Variation to how Subsitutions Works

Just started playing with Scrivener. As a fantasy writer, I rely very heavily on the auto-correct feature, that replaces your chosen letters (ex. tr) with a longer word (ex. The Researcher). I found the “Substitutions” feature, which I’m glad exists.

However, I noticed Scrivener replaces those letters (ex. tr) WHENEVER they are typed, versus if they are stand alone. I would love if Scrivener did replacements like Word. (ex. So tr [space] would become The Researcher, versus in scrivener “sTReet” becomes “sThe Researchereet”).

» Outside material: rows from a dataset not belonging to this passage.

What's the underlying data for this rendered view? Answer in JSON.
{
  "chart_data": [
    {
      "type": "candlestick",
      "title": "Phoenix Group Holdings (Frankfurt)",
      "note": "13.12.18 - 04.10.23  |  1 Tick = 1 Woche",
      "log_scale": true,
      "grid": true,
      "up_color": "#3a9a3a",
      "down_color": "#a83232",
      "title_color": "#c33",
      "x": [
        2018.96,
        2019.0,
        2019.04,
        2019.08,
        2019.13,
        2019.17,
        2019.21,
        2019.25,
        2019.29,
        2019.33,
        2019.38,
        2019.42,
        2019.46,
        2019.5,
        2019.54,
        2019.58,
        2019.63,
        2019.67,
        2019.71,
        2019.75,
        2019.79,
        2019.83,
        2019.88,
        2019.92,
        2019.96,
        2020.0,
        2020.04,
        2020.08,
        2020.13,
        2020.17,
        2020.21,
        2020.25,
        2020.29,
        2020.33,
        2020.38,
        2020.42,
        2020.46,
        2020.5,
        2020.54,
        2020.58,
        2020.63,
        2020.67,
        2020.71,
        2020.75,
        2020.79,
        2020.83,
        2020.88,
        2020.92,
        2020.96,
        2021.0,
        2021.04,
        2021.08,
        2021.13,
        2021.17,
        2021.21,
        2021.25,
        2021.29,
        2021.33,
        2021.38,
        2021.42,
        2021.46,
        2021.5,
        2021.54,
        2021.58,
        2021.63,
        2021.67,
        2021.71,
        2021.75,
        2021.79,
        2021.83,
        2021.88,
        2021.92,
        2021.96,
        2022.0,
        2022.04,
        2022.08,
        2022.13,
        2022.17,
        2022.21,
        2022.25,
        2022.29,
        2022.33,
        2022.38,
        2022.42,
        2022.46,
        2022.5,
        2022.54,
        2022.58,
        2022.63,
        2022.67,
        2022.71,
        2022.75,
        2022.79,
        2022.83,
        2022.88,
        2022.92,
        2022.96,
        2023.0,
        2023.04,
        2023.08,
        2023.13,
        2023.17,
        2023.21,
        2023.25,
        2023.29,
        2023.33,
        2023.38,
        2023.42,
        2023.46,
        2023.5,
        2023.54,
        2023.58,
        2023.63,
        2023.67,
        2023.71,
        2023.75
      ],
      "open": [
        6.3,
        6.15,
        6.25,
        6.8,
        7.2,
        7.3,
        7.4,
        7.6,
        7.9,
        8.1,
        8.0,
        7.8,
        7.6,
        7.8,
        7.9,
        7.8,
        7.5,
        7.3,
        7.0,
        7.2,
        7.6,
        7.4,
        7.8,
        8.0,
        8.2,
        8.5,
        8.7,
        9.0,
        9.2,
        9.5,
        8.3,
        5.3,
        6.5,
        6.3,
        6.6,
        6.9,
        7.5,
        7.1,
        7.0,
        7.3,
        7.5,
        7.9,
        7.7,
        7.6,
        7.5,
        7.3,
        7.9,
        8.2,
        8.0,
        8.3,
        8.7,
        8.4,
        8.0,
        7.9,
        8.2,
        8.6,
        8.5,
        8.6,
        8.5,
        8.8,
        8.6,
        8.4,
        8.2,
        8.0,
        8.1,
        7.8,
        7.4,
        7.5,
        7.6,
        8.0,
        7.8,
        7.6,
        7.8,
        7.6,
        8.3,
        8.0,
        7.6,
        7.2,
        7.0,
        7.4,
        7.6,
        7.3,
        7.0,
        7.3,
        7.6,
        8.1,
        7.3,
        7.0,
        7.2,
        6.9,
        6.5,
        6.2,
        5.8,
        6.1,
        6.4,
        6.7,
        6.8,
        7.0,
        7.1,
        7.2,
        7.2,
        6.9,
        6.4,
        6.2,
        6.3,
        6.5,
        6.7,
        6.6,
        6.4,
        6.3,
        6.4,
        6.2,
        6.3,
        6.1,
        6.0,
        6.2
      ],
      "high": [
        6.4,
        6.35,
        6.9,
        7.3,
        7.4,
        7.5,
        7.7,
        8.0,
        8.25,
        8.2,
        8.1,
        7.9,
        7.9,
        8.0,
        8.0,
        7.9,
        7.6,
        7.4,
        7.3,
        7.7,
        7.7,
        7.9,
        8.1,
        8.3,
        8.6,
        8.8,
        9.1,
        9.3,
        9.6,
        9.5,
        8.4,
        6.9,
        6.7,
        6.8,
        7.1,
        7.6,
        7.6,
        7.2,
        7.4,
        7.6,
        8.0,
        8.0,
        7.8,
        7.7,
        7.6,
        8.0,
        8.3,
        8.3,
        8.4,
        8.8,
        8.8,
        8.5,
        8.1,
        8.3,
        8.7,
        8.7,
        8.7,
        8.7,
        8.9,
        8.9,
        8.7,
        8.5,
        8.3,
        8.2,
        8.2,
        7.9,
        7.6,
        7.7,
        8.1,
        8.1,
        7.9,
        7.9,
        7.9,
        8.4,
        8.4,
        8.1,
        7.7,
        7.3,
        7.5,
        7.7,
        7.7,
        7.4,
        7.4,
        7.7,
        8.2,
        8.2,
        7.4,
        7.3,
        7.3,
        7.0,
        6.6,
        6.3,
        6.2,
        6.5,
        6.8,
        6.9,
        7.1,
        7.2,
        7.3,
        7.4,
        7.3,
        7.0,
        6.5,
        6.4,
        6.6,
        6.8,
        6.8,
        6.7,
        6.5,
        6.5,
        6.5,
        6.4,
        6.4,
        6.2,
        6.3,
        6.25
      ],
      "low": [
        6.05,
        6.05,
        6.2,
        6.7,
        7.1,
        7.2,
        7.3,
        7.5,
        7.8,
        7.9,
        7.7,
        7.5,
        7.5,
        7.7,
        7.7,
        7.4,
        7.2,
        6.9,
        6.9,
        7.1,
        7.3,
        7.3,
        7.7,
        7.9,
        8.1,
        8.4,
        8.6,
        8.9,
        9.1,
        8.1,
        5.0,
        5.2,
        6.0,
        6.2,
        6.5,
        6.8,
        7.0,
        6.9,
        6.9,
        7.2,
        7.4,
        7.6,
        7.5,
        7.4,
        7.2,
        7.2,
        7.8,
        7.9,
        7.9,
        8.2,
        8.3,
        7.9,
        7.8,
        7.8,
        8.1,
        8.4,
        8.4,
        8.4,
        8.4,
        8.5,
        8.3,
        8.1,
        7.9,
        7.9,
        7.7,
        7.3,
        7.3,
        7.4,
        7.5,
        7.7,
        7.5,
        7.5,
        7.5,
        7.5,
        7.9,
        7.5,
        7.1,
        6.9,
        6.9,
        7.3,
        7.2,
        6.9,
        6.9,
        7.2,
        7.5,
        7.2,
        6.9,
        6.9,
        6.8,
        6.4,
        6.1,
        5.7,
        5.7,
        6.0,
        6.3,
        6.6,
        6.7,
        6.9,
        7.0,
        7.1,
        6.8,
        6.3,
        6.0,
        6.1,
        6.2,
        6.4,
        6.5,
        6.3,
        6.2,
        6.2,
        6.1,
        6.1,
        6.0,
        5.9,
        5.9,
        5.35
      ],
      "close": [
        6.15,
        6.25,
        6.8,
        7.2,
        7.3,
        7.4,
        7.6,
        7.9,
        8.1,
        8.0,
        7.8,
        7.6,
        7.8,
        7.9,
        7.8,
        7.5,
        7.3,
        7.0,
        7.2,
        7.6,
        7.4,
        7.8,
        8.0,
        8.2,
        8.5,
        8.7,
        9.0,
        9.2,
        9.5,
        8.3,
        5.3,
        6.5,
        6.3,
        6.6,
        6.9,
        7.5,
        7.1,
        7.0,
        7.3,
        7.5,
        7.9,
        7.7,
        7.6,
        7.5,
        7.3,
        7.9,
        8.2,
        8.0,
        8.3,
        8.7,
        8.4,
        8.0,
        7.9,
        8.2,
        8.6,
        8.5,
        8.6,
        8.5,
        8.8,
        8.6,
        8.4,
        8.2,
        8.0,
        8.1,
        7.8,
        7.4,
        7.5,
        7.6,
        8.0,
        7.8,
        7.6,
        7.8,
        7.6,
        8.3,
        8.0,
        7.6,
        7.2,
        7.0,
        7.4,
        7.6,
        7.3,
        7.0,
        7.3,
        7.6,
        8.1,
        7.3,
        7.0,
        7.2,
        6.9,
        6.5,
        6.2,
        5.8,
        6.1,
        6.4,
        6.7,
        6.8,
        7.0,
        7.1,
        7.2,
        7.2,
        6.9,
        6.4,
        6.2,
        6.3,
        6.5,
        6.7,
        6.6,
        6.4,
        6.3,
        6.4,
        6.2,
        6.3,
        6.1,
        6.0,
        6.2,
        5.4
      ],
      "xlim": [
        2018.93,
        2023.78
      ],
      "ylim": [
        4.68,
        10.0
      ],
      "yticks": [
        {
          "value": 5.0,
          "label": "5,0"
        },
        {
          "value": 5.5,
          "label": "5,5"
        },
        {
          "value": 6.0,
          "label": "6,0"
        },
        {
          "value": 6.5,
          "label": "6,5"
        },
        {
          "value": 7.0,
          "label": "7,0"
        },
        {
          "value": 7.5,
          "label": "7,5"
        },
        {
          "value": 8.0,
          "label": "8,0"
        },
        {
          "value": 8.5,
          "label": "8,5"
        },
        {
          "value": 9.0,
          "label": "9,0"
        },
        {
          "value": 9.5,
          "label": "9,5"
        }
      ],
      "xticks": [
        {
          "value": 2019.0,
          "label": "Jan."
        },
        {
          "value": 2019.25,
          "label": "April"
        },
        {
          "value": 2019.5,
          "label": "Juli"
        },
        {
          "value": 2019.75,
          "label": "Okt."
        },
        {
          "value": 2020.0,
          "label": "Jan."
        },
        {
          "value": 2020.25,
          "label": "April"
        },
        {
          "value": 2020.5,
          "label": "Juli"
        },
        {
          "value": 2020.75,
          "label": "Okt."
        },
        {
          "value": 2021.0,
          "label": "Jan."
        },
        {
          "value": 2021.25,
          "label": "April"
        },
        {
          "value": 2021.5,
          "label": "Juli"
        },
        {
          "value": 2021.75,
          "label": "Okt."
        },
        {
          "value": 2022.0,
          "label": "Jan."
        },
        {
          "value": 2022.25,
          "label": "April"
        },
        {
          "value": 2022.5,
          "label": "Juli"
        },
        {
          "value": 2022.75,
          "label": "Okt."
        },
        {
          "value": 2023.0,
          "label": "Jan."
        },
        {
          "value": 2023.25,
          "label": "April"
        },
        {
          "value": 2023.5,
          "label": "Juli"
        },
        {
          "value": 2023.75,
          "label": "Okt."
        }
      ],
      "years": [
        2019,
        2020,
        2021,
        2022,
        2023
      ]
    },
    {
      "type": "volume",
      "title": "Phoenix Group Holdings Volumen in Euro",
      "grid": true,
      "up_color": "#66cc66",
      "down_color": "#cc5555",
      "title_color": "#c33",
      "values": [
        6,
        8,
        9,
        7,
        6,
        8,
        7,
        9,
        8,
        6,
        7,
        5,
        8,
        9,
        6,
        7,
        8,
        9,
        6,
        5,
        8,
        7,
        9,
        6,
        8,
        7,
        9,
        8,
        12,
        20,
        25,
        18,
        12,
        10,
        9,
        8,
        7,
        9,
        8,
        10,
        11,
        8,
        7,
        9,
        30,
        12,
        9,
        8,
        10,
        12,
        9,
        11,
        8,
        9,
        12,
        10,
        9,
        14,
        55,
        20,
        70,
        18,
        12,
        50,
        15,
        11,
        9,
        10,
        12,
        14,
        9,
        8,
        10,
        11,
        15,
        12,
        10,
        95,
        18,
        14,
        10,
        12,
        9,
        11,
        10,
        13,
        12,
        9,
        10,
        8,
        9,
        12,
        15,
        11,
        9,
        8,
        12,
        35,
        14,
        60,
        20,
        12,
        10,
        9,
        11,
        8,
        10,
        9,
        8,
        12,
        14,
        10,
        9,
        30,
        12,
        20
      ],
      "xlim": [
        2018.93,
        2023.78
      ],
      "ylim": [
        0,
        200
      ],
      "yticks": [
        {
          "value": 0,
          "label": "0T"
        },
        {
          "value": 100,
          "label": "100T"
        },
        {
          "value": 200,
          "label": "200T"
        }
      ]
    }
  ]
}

I don’t know if I am missing a setting, but I would love this alternate Substitutions option.
PS. I use PC.

Thanks.
:smiley:

I would try using the project auto-complete system as well. You can get there from the Project/Auto-Complete List… menu command. The advantages are that it only triggers when you start typing in a word found in the list, and offers it as a suggestion instead of just immediately replacing the text. Further, you can easily append text to the list by selecting it, and choosing “Add Selection to Auto-Complete List” from the right-click menu. Lastly, these are project specific, so the fantasy nouns from one novel won’t get injected into the blog article you’re trying to write. :slight_smile:

That said, I use a global substitution engine that works much like our system does in Scrivener. In fact anywhere I type on my computer these things can run. So what I do is use a system of symbols and text in combination. For example with URLs, I start with a dot and end with a slash. The stuff in between identifies the URL. “.lnl/” prints “http://www.literatureandlatte.com/”, and “.kb-cloud/” print “https://scrivener.tenderapp.com/help/kb/cloud-syncing/using-scrivener-with-cloud-sync-services”. Those particular strings of characters are never going to appear in natural writing, so I never end up with URLs jammed up in what I’m writing (unless I want it!). So in your case you could try something like “%tr”. You’re never going to type that in ordinarily, so it could only mean one thing when you do, “The Researchers”.